Not every business can deliver the same level of integration as they can, but smart brands will find ways to encourage meaningful mobile interactions in-store, and incentivize customers to pay for their items using their online profile. This will not only make for a more frictionless and rewarding retail experience for the customer, but it will inform a more personalized experience for them online, and help the business build a clearer picture of their audience as a whole.
4. Bricks-and-mortar can be flexible, too
The allure of digital has always been its immediacy and flexibility. For businesses, it has reduced lead times from months to weeks. And as consumers acclimatize to the resulting pace of change, attention spans can last even less.
Last season’s It-bag gives way to this week’s drop. From fast fashion to limited-edition collaborations between luxury brands, no one is immune to the appeal of the new and the now. We exist in the realms of real-time like never before – and in this context, physical retail can of course struggle to keep up. But that does not mean it cannot be flexible, too.
The retail environment is clearly becoming more event-driven, as brands use live in-store experiences to drive both footfall and deeper emotional engagement.
From VIP previews of new collections to the chance to meet the influencer du jour, from educational workshops to live music events, brands will increasingly need to go beyond the merely transactional in order to appeal to an audience whose deepest desire is to be able to say “I was there.”
But to really deliver on this will require multi-functional spaces, and a more flexible approach to their design and layout.
Indeed, how much floorspace will the store of the future want to dedicate to product? How much inventory will it really need to carry?
When the customer is able to have things delivered at her convenience, to the location of her choice, and at the time of her choosing, does it need to carry very much at all?
Even now, if I happen to be in-store when I am making my purchase online, how do we record that sale?

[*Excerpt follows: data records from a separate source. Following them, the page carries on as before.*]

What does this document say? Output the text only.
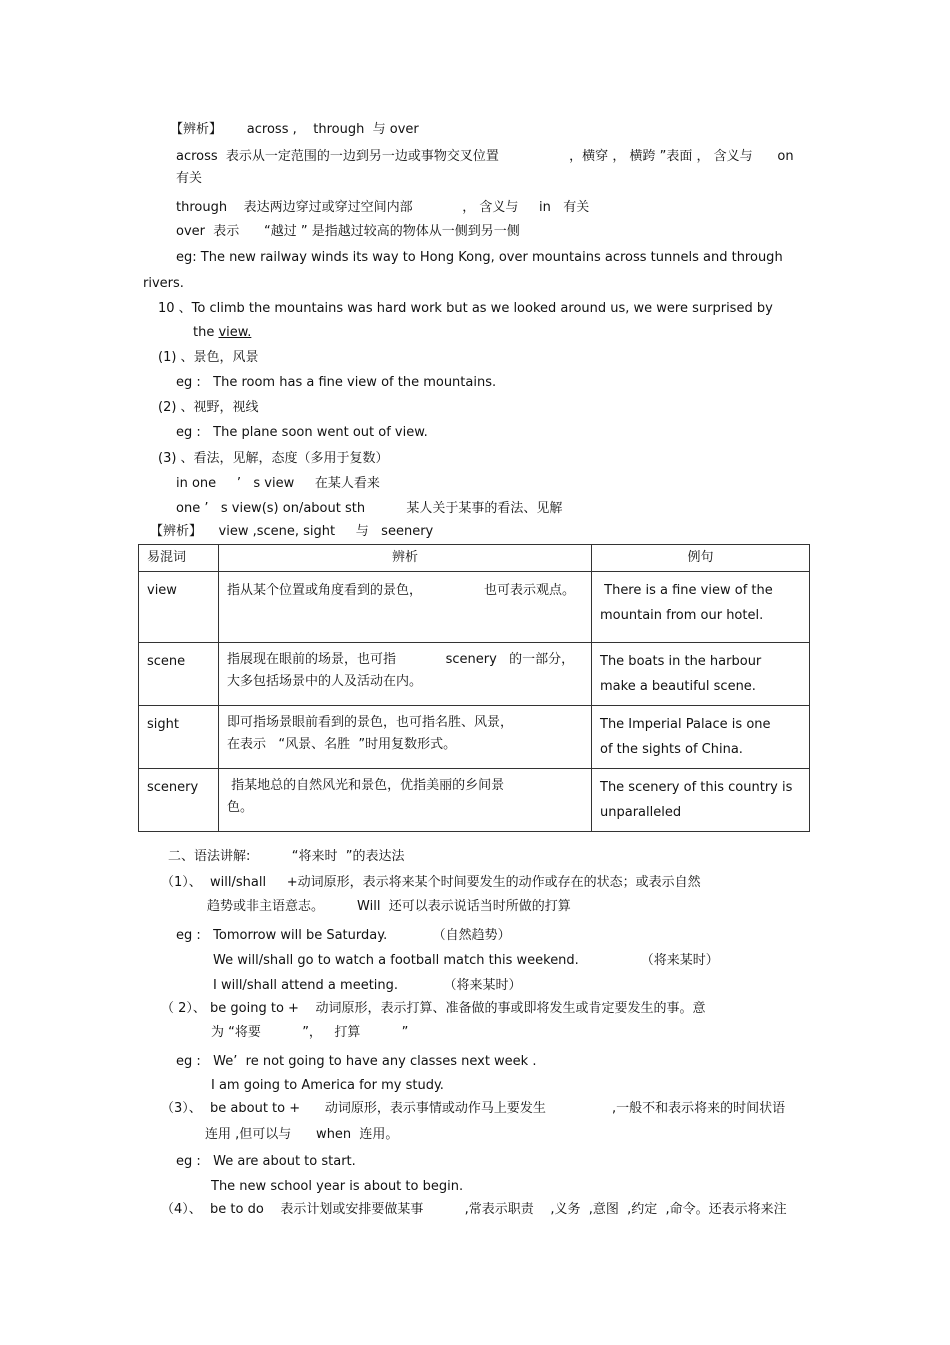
【辨析】      across ,    through  与 over
across  表示从一定范围的一边到另一边或事物交叉位置                 ，横穿 ， 横跨 ”表面 ， 含义与      on
有关
through    表达两边穿过或穿过空间内部            ， 含义与     in   有关
over  表示      “越过 ” 是指越过较高的物体从一侧到另一侧
eg: The new railway winds its way to Hong Kong, over mountains across tunnels and through
rivers.
10 、To climb the mountains was hard work but as we looked around us, we were surprised by
the view.
(1) 、景色，风景
eg :   The room has a fine view of the mountains.
(2) 、视野，视线
eg :   The plane soon went out of view.
(3) 、看法，见解，态度（多用于复数）
in one     ’   s view     在某人看来
one ’   s view(s) on/about sth          某人关于某事的看法、见解
【辨析】    view ,scene, sight     与   seenery
易混词	辨析	例句
view	指从某个位置或角度看到的景色，               也可表示观点。	There is a fine view of the
mountain from our hotel.
scene	指展现在眼前的场景，也可指            scenery   的一部分，
大多包括场景中的人及活动在内。	The boats in the harbour
make a beautiful scene.
sight	即可指场景眼前看到的景色，也可指名胜、风景，
在表示   “风景、名胜  ”时用复数形式。	The Imperial Palace is one
of the sights of China.
scenery	指某地总的自然风光和景色，优指美丽的乡间景
色。	The scenery of this country is
unparalleled
二、语法讲解:          “将来时  ”的表达法
（1）、  will/shall     +动词原形，表示将来某个时间要发生的动作或存在的状态；或表示自然
趋势或非主语意志。        Will  还可以表示说话当时所做的打算
eg :   Tomorrow will be Saturday.           （自然趋势）
We will/shall go to watch a football match this weekend.               （将来某时）
I will/shall attend a meeting.           （将来某时）
（ 2）、 be going to +    动词原形，表示打算、准备做的事或即将发生或肯定要发生的事。意
为 “将要          ”，   打算          ”
eg :   We’  re not going to have any classes next week .
I am going to America for my study.
（3）、  be about to +      动词原形，表示事情或动作马上要发生                ,一般不和表示将来的时间状语
连用 ,但可以与      when  连用。
eg :   We are about to start.
The new school year is about to begin.
（4）、  be to do    表示计划或安排要做某事          ,常表示职责    ,义务  ,意图  ,约定  ,命令。还表示将来注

If we stopped obsessing over the distinction between ecommerce and retail, these kinds of questions might be much easier to answer. Certainly, your customer seems to care for it less.
FASHION HAS ALWAYS been a perfect blend of the tangible and intangible.

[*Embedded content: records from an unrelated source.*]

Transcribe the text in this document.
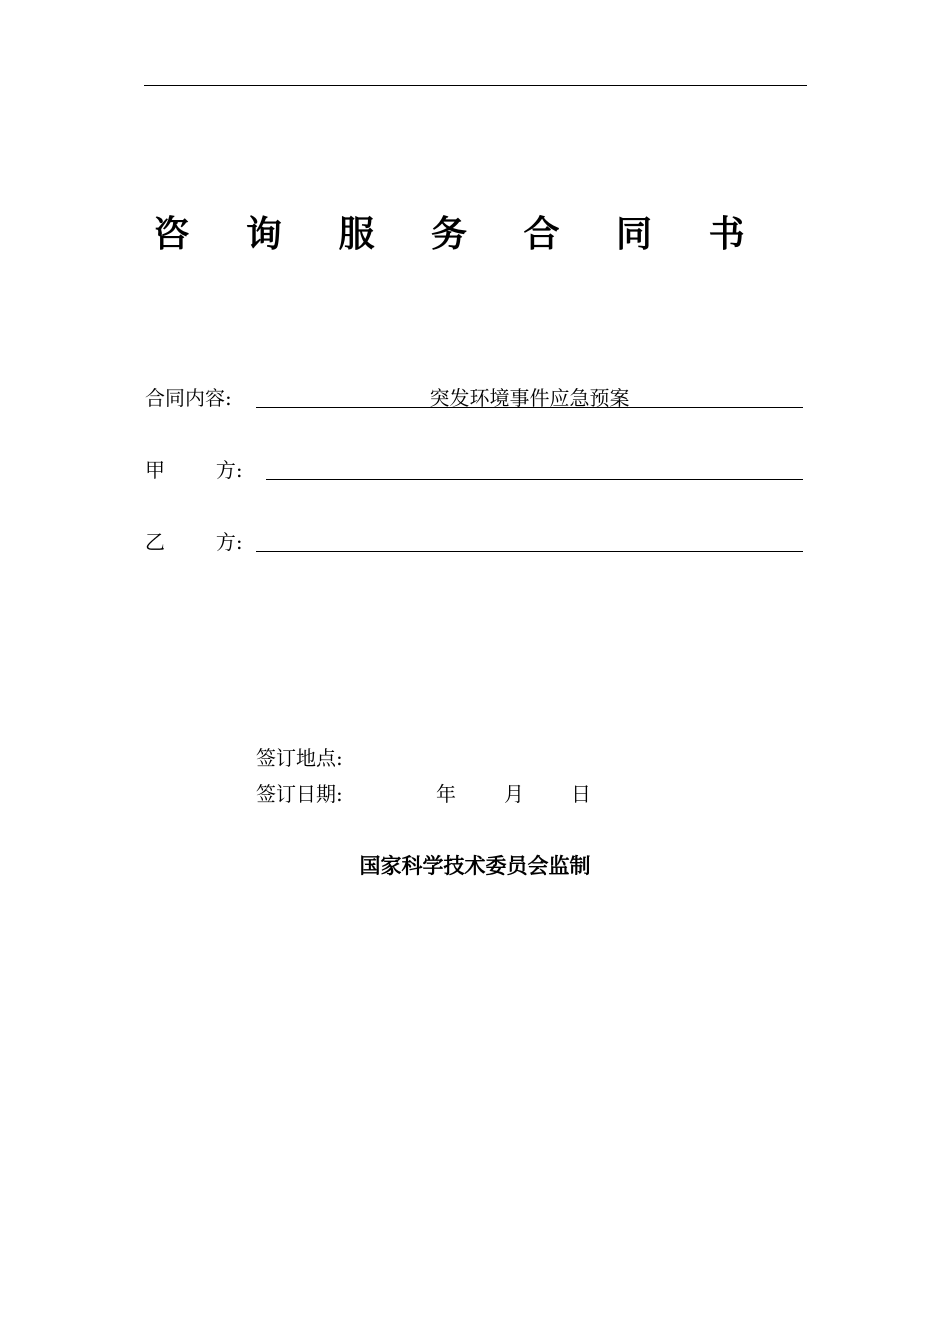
咨 询 服 务 合 同 书
合同内容:	突发环境事件应急预案
甲        方:
乙        方:
签订地点:
签订日期:	年 月 日
国家科学技术委员会监制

As creators, we design and distribute physical products. But as customers, we buy them not just for what they look like, but for how they make us feel. And that is a calculation that requires all the senses, and experiences that speak to us both online and off.
Ecommerce thinking comes not to kill fashion retail, but to save it. The opposite is equally true – and maybe even more so.
From The Wednesday Report, Summer 2019, produced by the Wednesday Agency Group.